Battle of Leipzig

Fought over three days from 16 to 19 October 1813 on the flat plain surrounding Leipzig, the Battle of the Nations was the largest battle in European history before the First World War, involving some 600,000 combatants. A Coalition of Austria, Prussia, Russia, and Sweden, commanded by the Austrian Field Marshal Schwarzenberg with the Tsar and King of Prussia present, brought some 380,000 men against Napoleon's 185,000 — a disparity that made the result, ultimately, a foregone conclusion. Napoleon fought brilliantly on the first two days, checking Coalition attacks from multiple directions, but could not break through to exploit success and was losing men he could not replace.
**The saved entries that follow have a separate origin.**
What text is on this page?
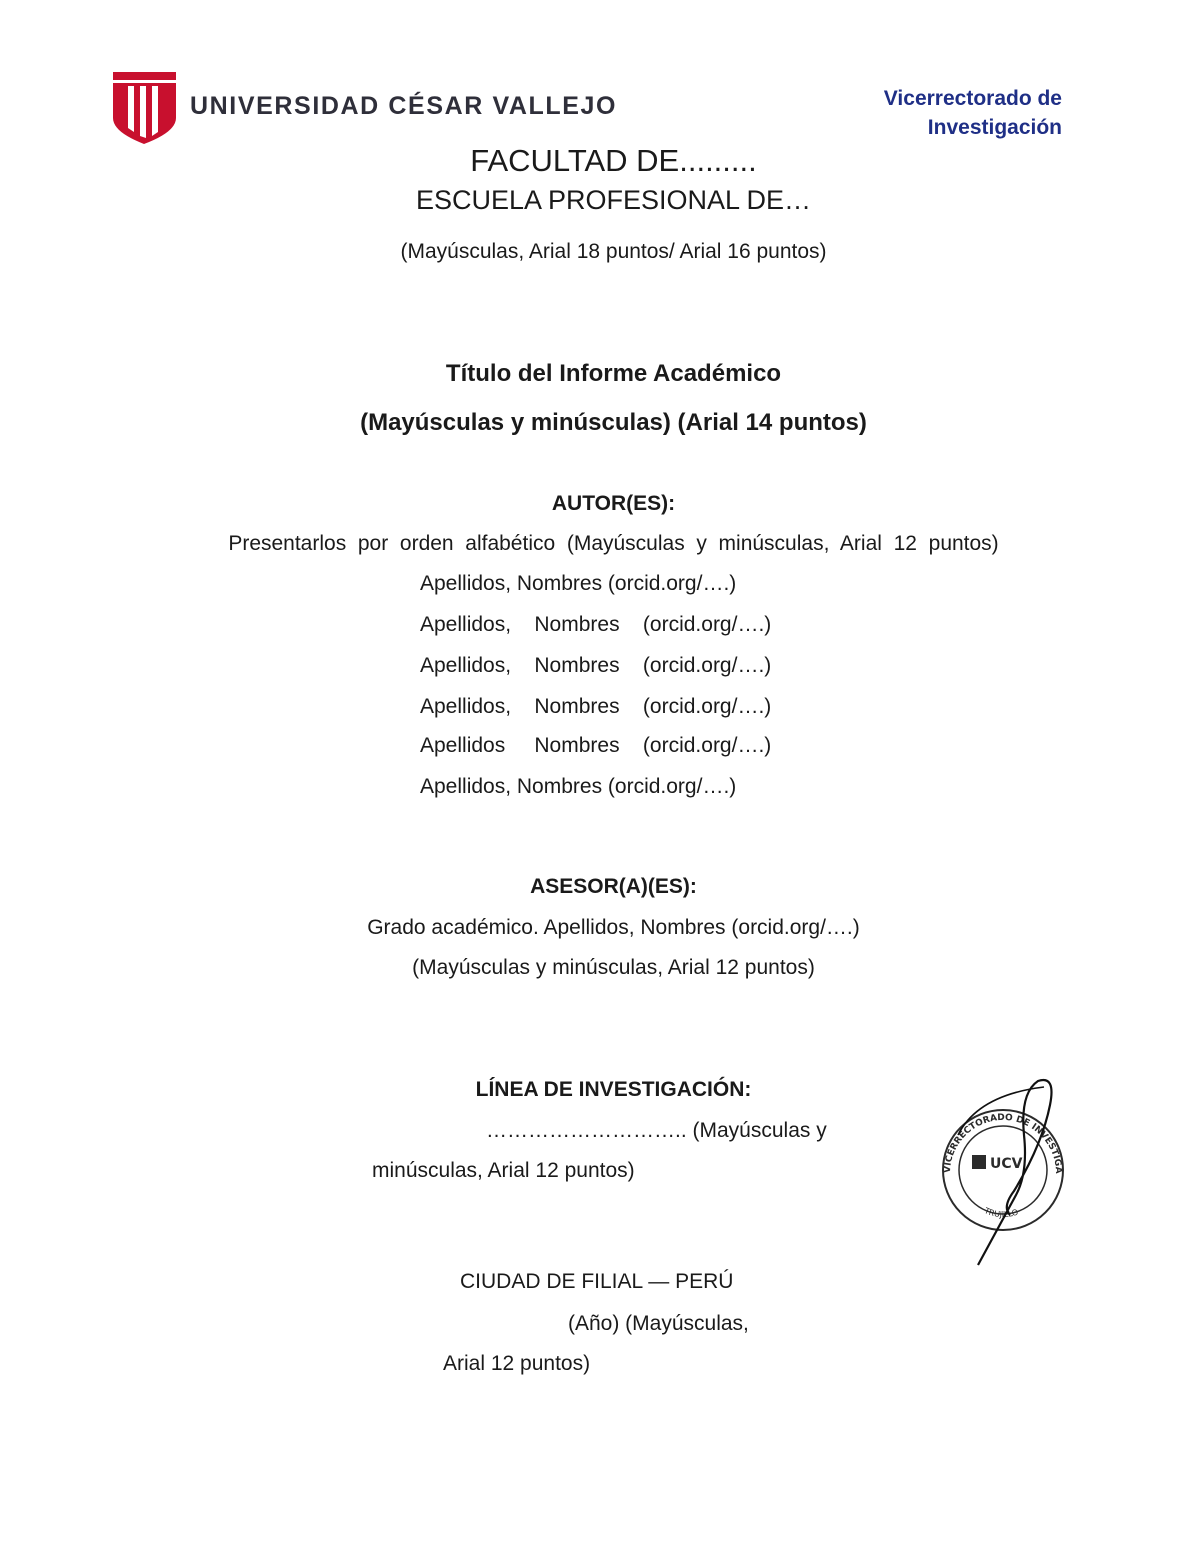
UNIVERSIDAD CÉSAR VALLEJO	Vicerrectorado de
Investigación
FACULTAD DE.........
ESCUELA PROFESIONAL DE…
(Mayúsculas, Arial 18 puntos/ Arial 16 puntos)
Título del Informe Académico
(Mayúsculas y minúsculas) (Arial 14 puntos)
AUTOR(ES):
Presentarlos  por  orden  alfabético  (Mayúsculas  y  minúsculas,  Arial  12  puntos)
Apellidos, Nombres (orcid.org/….)
Apellidos,    Nombres    (orcid.org/….)
Apellidos,    Nombres    (orcid.org/….)
Apellidos,    Nombres    (orcid.org/….)
Apellidos     Nombres    (orcid.org/….)
Apellidos, Nombres (orcid.org/….)
ASESOR(A)(ES):
Grado académico. Apellidos, Nombres (orcid.org/….)
(Mayúsculas y minúsculas, Arial 12 puntos)
LÍNEA DE INVESTIGACIÓN:
……………………….. (Mayúsculas y
minúsculas, Arial 12 puntos)
CIUDAD DE FILIAL — PERÚ
(Año) (Mayúsculas,
Arial 12 puntos)
VICERRECTORADO DE INVESTIGA
TRUJILLO
UCV
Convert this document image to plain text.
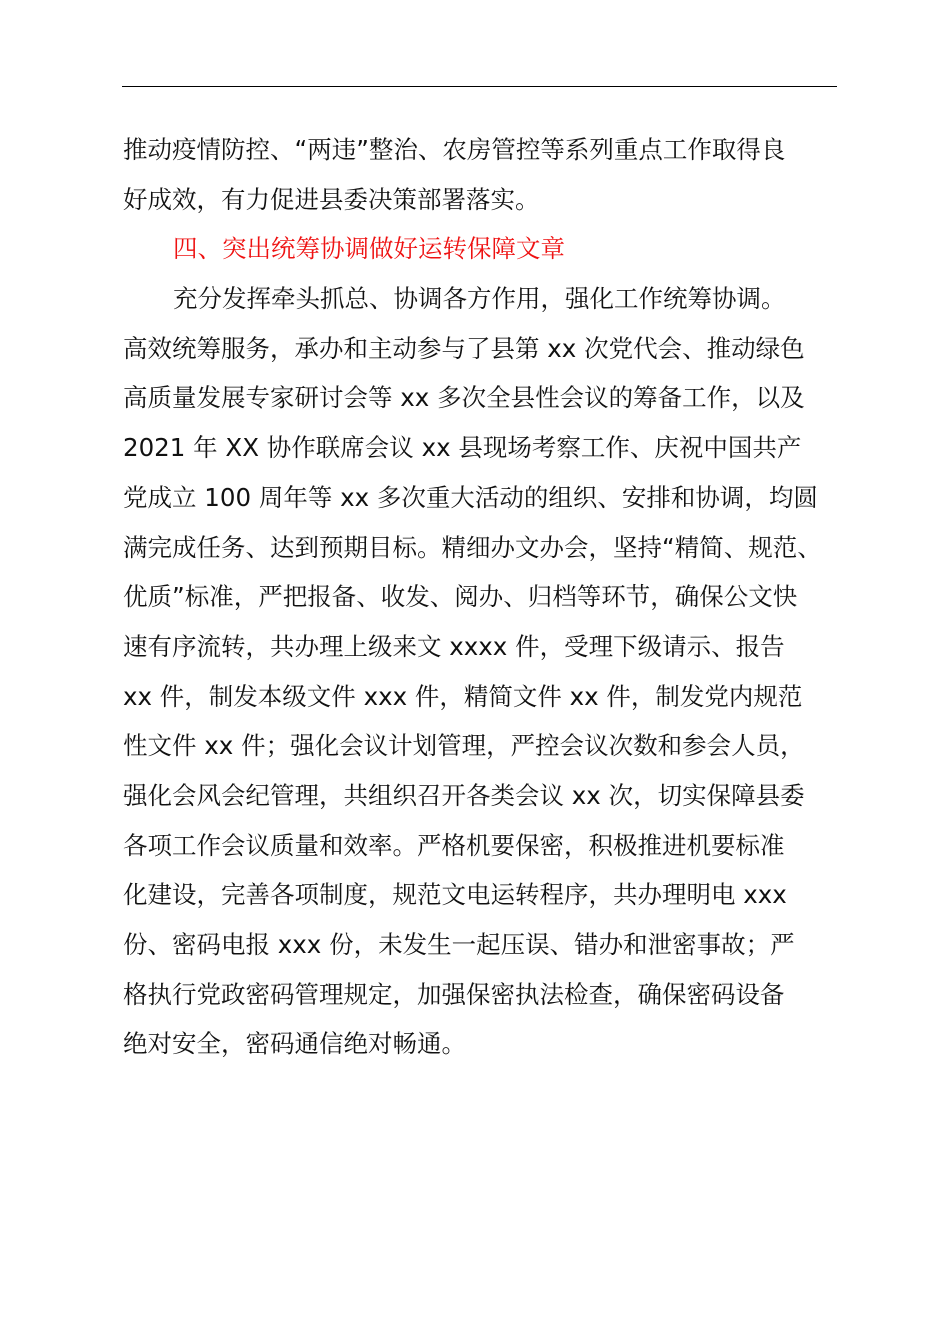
推动疫情防控、“两违”整治、农房管控等系列重点工作取得良
好成效，有力促进县委决策部署落实。
四、突出统筹协调做好运转保障文章
充分发挥牵头抓总、协调各方作用，强化工作统筹协调。
高效统筹服务，承办和主动参与了县第 xx 次党代会、推动绿色
高质量发展专家研讨会等 xx 多次全县性会议的筹备工作，以及
2021 年 XX 协作联席会议 xx 县现场考察工作、庆祝中国共产
党成立 100 周年等 xx 多次重大活动的组织、安排和协调，均圆
满完成任务、达到预期目标。精细办文办会，坚持“精简、规范、
优质”标准，严把报备、收发、阅办、归档等环节，确保公文快
速有序流转，共办理上级来文 xxxx 件，受理下级请示、报告
xx 件，制发本级文件 xxx 件，精简文件 xx 件，制发党内规范
性文件 xx 件；强化会议计划管理，严控会议次数和参会人员，
强化会风会纪管理，共组织召开各类会议 xx 次，切实保障县委
各项工作会议质量和效率。严格机要保密，积极推进机要标准
化建设，完善各项制度，规范文电运转程序，共办理明电 xxx
份、密码电报 xxx 份，未发生一起压误、错办和泄密事故；严
格执行党政密码管理规定，加强保密执法检查，确保密码设备
绝对安全，密码通信绝对畅通。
On the third day, Saxon troops and artillery — mid-battle — defected to the Coalition, punching a hole in the French line that accelerated the retreat. Napoleon began withdrawing through Leipzig on 19 October; the single bridge over the Elster River was blown prematurely with tens of thousands of troops still in the city. Marshal Poniatowski, newly made Marshal of France, drowned in the river. French losses exceeded 70,000; the Confederation of the Rhine collapsed within days as its princes defected. Leipzig ended French dominance of Germany and opened the Allied invasion of France that produced Napoleon's first abdication in April 1814.